El principal obstáculo para el desarrollo de la nueva industria de proteínas cárnicas cultivadas es la falta de un marco regulatorio, según indicó Hernán Jaramillo, vicepresidente del Área de Desarrollo de Negocios de Just Inc., durante una conferencia ofrecida la semana pasada en el Silicon Valley Forum realizado en la ciudad de Rosario.

“Algunos países que tienen problemas de seguridad alimentaria y tienen como propósito ser autosuficientes podrían ser los más receptivos para incorporar nuestra tecnología”, aseguró Jaramillo. “Arabia Saudita, por ejemplo, importa la mayor parte del carne aviar que consume de Brasil y es, por lo tanto, una nación que podría considerar el desarrollo de granjas de carne cultivada”, añadió.

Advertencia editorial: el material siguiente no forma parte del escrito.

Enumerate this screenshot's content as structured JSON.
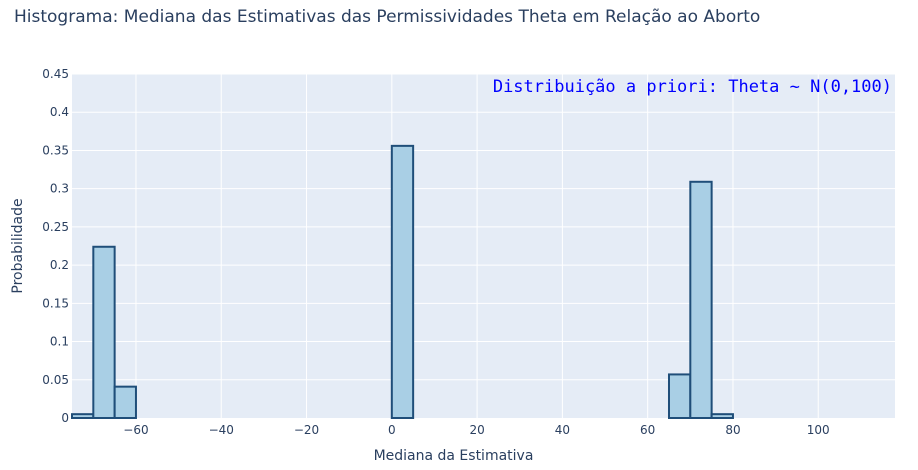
{
  "chart_data": {
    "type": "bar",
    "title": "Histograma: Mediana das Estimativas das Permissividades Theta em Relação ao Aborto",
    "xlabel": "Mediana da Estimativa",
    "ylabel": "Probabilidade",
    "annotation": "Distribuição a priori: Theta ~ N(0,100)",
    "xlim": [
      -75,
      118
    ],
    "ylim": [
      0,
      0.45
    ],
    "bin_width": 5,
    "bins": [
      {
        "x0": -75,
        "x1": -70,
        "value": 0.005
      },
      {
        "x0": -70,
        "x1": -65,
        "value": 0.224
      },
      {
        "x0": -65,
        "x1": -60,
        "value": 0.041
      },
      {
        "x0": 0,
        "x1": 5,
        "value": 0.356
      },
      {
        "x0": 65,
        "x1": 70,
        "value": 0.057
      },
      {
        "x0": 70,
        "x1": 75,
        "value": 0.309
      },
      {
        "x0": 75,
        "x1": 80,
        "value": 0.005
      }
    ],
    "x_ticks": [
      -60,
      -40,
      -20,
      0,
      20,
      40,
      60,
      80,
      100
    ],
    "x_tick_labels": [
      "−60",
      "−40",
      "−20",
      "0",
      "20",
      "40",
      "60",
      "80",
      "100"
    ],
    "y_ticks": [
      0,
      0.05,
      0.1,
      0.15,
      0.2,
      0.25,
      0.3,
      0.35,
      0.4,
      0.45
    ],
    "y_tick_labels": [
      "0",
      "0.05",
      "0.1",
      "0.15",
      "0.2",
      "0.25",
      "0.3",
      "0.35",
      "0.4",
      "0.45"
    ],
    "grid": true,
    "colors": {
      "bar_fill": "#a9cfe5",
      "bar_stroke": "#1f4e79",
      "plot_bg": "#e5ecf6",
      "grid": "#ffffff",
      "text": "#2a3f5f",
      "annotation": "#0000ff"
    }
  }
}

El directivo de Just Inc. consideró que la oferta de productos elaborados en base a células animales no reemplazará a los alimentos generados por la industria cárnica convencional. “Se necesitan tecnologías complementarias para poder satisfacer la creciente demanda de carne a nivel mundial porque no hay más tierra disponible (para poder cubrir esa brecha). La tecnología nos va a permitir que todos podamos seguir comienzos más carne”, aseguró.